Throughout our review session, Alicia kept saying things like, "Wait your turn. Earl, let your sister do it for herself," and, "Shantia, you just had a turn at the computer. Go do something else and leave your brother alone."
Alicia's other main comment was, "I'd like to try some of these games and things myself. They look like fun. But I'll never be able to get at the computer while the kids are awake at this rate, and after they go to bed I'll be too tired."
If anything, additional development of this fine effort is going to make Alicia's problem with Tux4Kids software worse, since she is a single mom with a low-level warehouse job and only has a computer because it was given to her free. There is no way she can afford to buy computers for both children and still have one she can use herself to keep accumulating skills that may eventually help her get a better job.
But enough of that. Let's move on to the specific kid-level programs included with this distribution and see what our testers had to say about them.
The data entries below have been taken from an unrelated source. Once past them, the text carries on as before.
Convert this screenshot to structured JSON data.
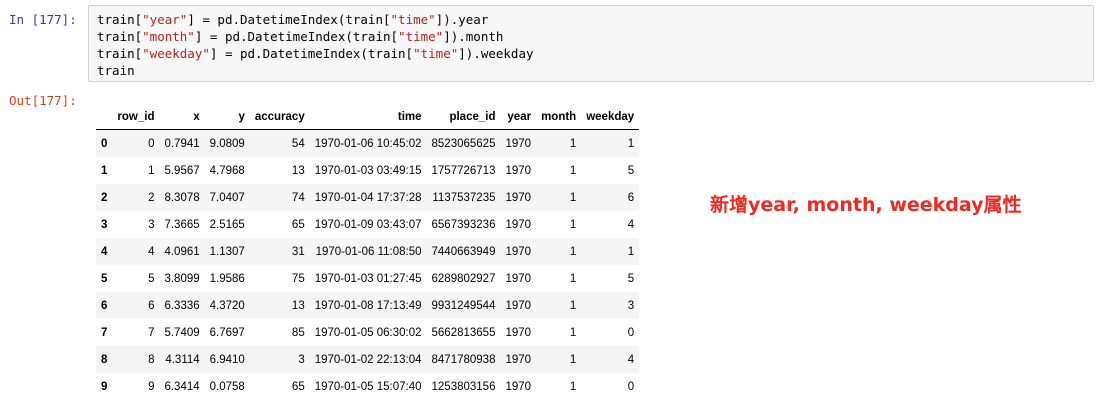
{
  "cell": {
    "in_prompt": "In [177]:",
    "out_prompt": "Out[177]:",
    "code": [
      [
        {
          "t": "train[",
          "s": false
        },
        {
          "t": "\"year\"",
          "s": true
        },
        {
          "t": "] = pd.DatetimeIndex(train[",
          "s": false
        },
        {
          "t": "\"time\"",
          "s": true
        },
        {
          "t": "]).year",
          "s": false
        }
      ],
      [
        {
          "t": "train[",
          "s": false
        },
        {
          "t": "\"month\"",
          "s": true
        },
        {
          "t": "] = pd.DatetimeIndex(train[",
          "s": false
        },
        {
          "t": "\"time\"",
          "s": true
        },
        {
          "t": "]).month",
          "s": false
        }
      ],
      [
        {
          "t": "train[",
          "s": false
        },
        {
          "t": "\"weekday\"",
          "s": true
        },
        {
          "t": "] = pd.DatetimeIndex(train[",
          "s": false
        },
        {
          "t": "\"time\"",
          "s": true
        },
        {
          "t": "]).weekday",
          "s": false
        }
      ],
      [
        {
          "t": "train",
          "s": false
        }
      ]
    ]
  },
  "table": {
    "columns": [
      "",
      "row_id",
      "x",
      "y",
      "accuracy",
      "time",
      "place_id",
      "year",
      "month",
      "weekday"
    ],
    "rows": [
      [
        "0",
        "0",
        "0.7941",
        "9.0809",
        "54",
        "1970-01-06 10:45:02",
        "8523065625",
        "1970",
        "1",
        "1"
      ],
      [
        "1",
        "1",
        "5.9567",
        "4.7968",
        "13",
        "1970-01-03 03:49:15",
        "1757726713",
        "1970",
        "1",
        "5"
      ],
      [
        "2",
        "2",
        "8.3078",
        "7.0407",
        "74",
        "1970-01-04 17:37:28",
        "1137537235",
        "1970",
        "1",
        "6"
      ],
      [
        "3",
        "3",
        "7.3665",
        "2.5165",
        "65",
        "1970-01-09 03:43:07",
        "6567393236",
        "1970",
        "1",
        "4"
      ],
      [
        "4",
        "4",
        "4.0961",
        "1.1307",
        "31",
        "1970-01-06 11:08:50",
        "7440663949",
        "1970",
        "1",
        "1"
      ],
      [
        "5",
        "5",
        "3.8099",
        "1.9586",
        "75",
        "1970-01-03 01:27:45",
        "6289802927",
        "1970",
        "1",
        "5"
      ],
      [
        "6",
        "6",
        "6.3336",
        "4.3720",
        "13",
        "1970-01-08 17:13:49",
        "9931249544",
        "1970",
        "1",
        "3"
      ],
      [
        "7",
        "7",
        "5.7409",
        "6.7697",
        "85",
        "1970-01-05 06:30:02",
        "5662813655",
        "1970",
        "1",
        "0"
      ],
      [
        "8",
        "8",
        "4.3114",
        "6.9410",
        "3",
        "1970-01-02 22:13:04",
        "8471780938",
        "1970",
        "1",
        "4"
      ],
      [
        "9",
        "9",
        "6.3414",
        "0.0758",
        "65",
        "1970-01-05 15:07:40",
        "1253803156",
        "1970",
        "1",
        "0"
      ]
    ]
  },
  "annotation": "新增year, month, weekday属性",
  "colors": {
    "in_prompt": "#303F9F",
    "out_prompt": "#D84315",
    "string": "#BA2121",
    "annotation": "#ee2b23"
  }
}
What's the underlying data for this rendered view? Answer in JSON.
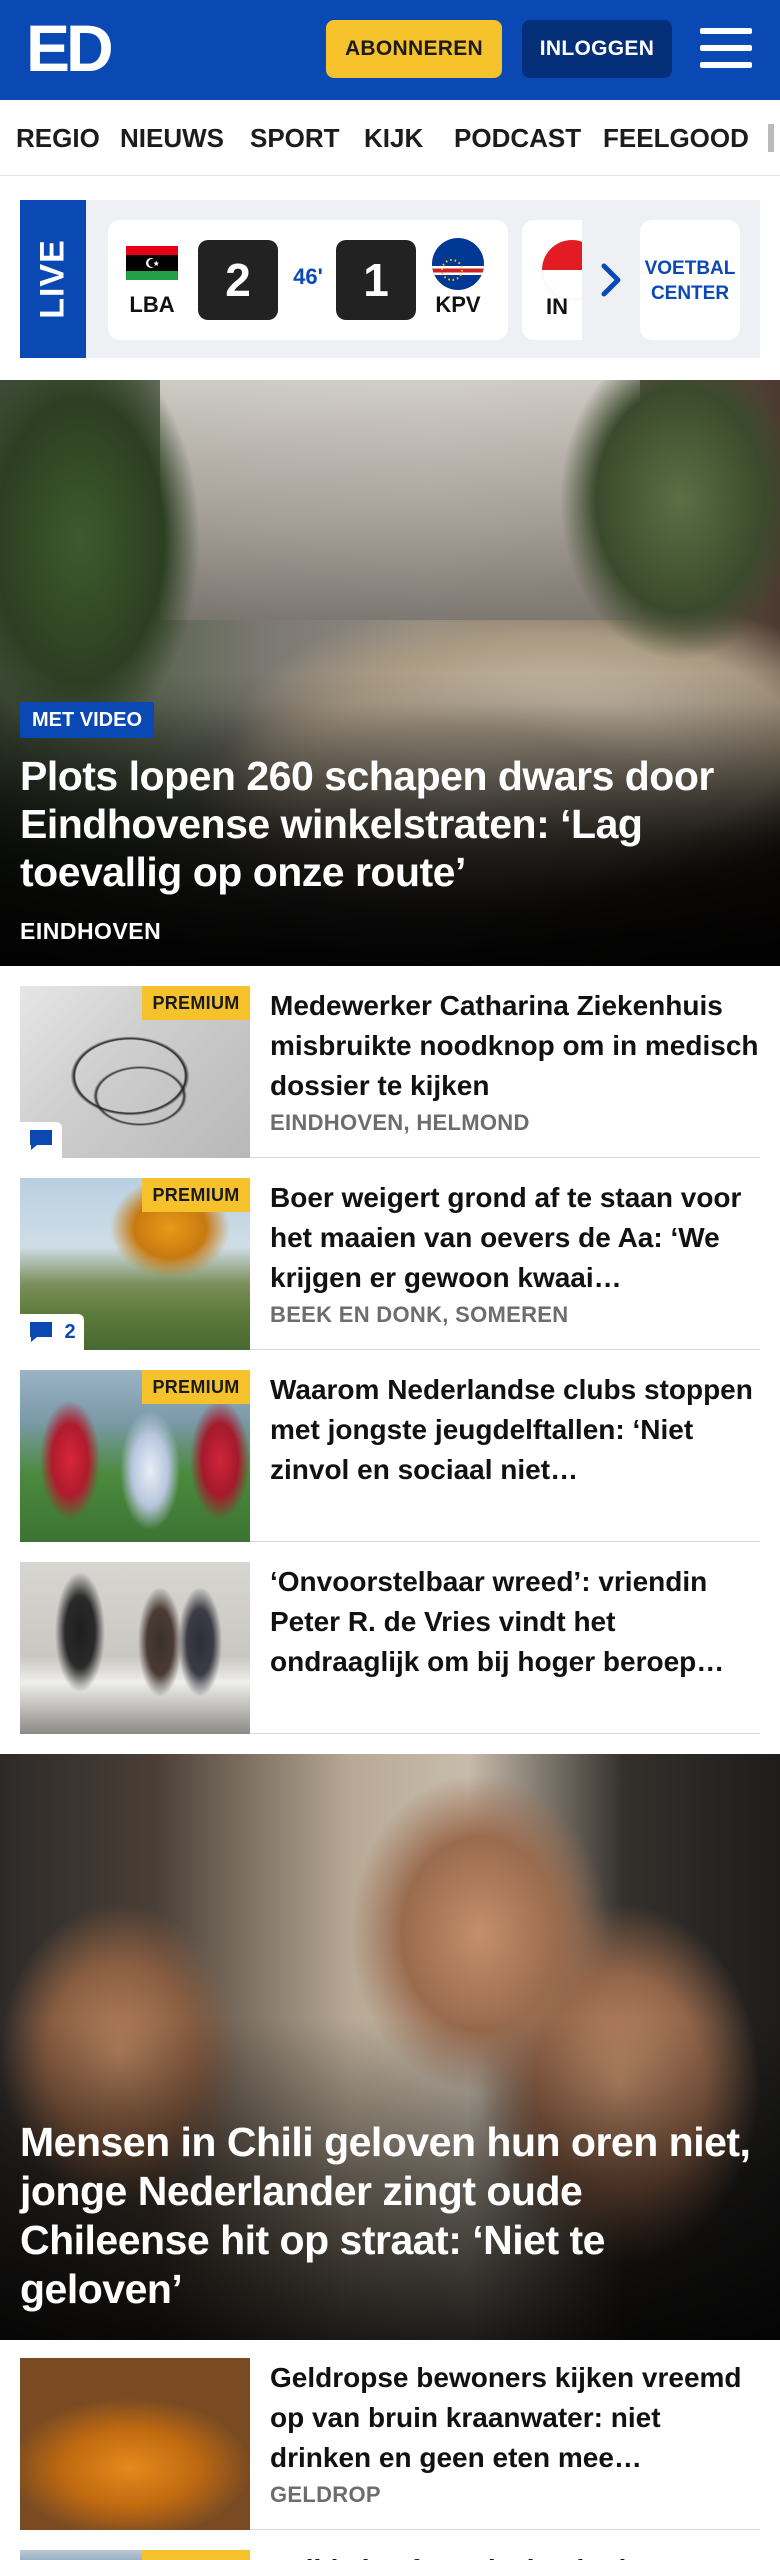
{
  "header": {
    "logo": "ED",
    "subscribe_label": "ABONNEREN",
    "login_label": "INLOGGEN"
  },
  "nav": {
    "items": [
      "REGIO",
      "NIEUWS",
      "SPORT",
      "KIJK",
      "PODCAST",
      "FEELGOOD"
    ]
  },
  "live": {
    "label": "LIVE",
    "match": {
      "home_code": "LBA",
      "home_score": "2",
      "minute": "46'",
      "away_score": "1",
      "away_code": "KPV"
    },
    "next_match_partial": "IN",
    "voetbal_center": "VOETBAL CENTER"
  },
  "hero": {
    "tag": "MET VIDEO",
    "title": "Plots lopen 260 schapen dwars door Eindhovense winkelstraten: ‘Lag toevallig op onze route’",
    "location": "EINDHOVEN"
  },
  "articles": [
    {
      "premium": "PREMIUM",
      "title": "Medewerker Catharina Ziekenhuis misbruikte noodknop om in medisch dossier te kijken",
      "location": "EINDHOVEN, HELMOND",
      "comments": ""
    },
    {
      "premium": "PREMIUM",
      "title": "Boer weigert grond af te staan voor het maaien van oevers de Aa: ‘We krijgen er gewoon kwaai…",
      "location": "BEEK EN DONK, SOMEREN",
      "comments": "2"
    },
    {
      "premium": "PREMIUM",
      "title": "Waarom Nederlandse clubs stoppen met jongste jeugdelftal­len: ‘Niet zinvol en sociaal niet…",
      "location": ""
    },
    {
      "premium": "",
      "title": "‘Onvoorstelbaar wreed’: vriendin Peter R. de Vries vindt het ondraaglijk om bij hoger beroep…",
      "location": ""
    }
  ],
  "hero2": {
    "title": "Mensen in Chili geloven hun oren niet, jonge Nederlander zingt oude Chileense hit op straat: ‘Niet te geloven’"
  },
  "article5": {
    "title": "Geldropse bewoners kijken vreemd op van bruin kraanwater: niet drinken en geen eten mee…",
    "location": "GELDROP"
  },
  "article6": {
    "premium": "PREMIUM",
    "title": "Politie heeft verdachte in de…"
  },
  "colors": {
    "brand_blue": "#0a48b4",
    "premium_yellow": "#f5c22b",
    "login_navy": "#062f7a"
  }
}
TuxTyping is a typing tutorial program with several levels. Shantia proved to be a more proficient typist than Earl, but it seems that although their school has computers and they spend several hours every week in computer classes, they have had no typing instruction at all. This was their first typing tutorial, and they loved its game format, with letters raining down, space-invader style, that could only be stopped by typing the correct one before it hits little cities that surround Tux in his little mission control stand. When you get the right letter, a visible stream of light makes it explode with appropriate sound and graphics.
More advanced levels use whole words, not individual letters. Neither Earl nor Shantia is ready for anything beyond the easiest level, but the game holds their interest well enough that there's a fair chance they will move beyond the lowest level before long.
Adult input was needed to give them the idea of using more than one or two fingers to type, but this is true of almost all kid-level typing tutorial software. The background music seemed sappy and repetitive to adult ears, but Earl and Shantia thought it was fine.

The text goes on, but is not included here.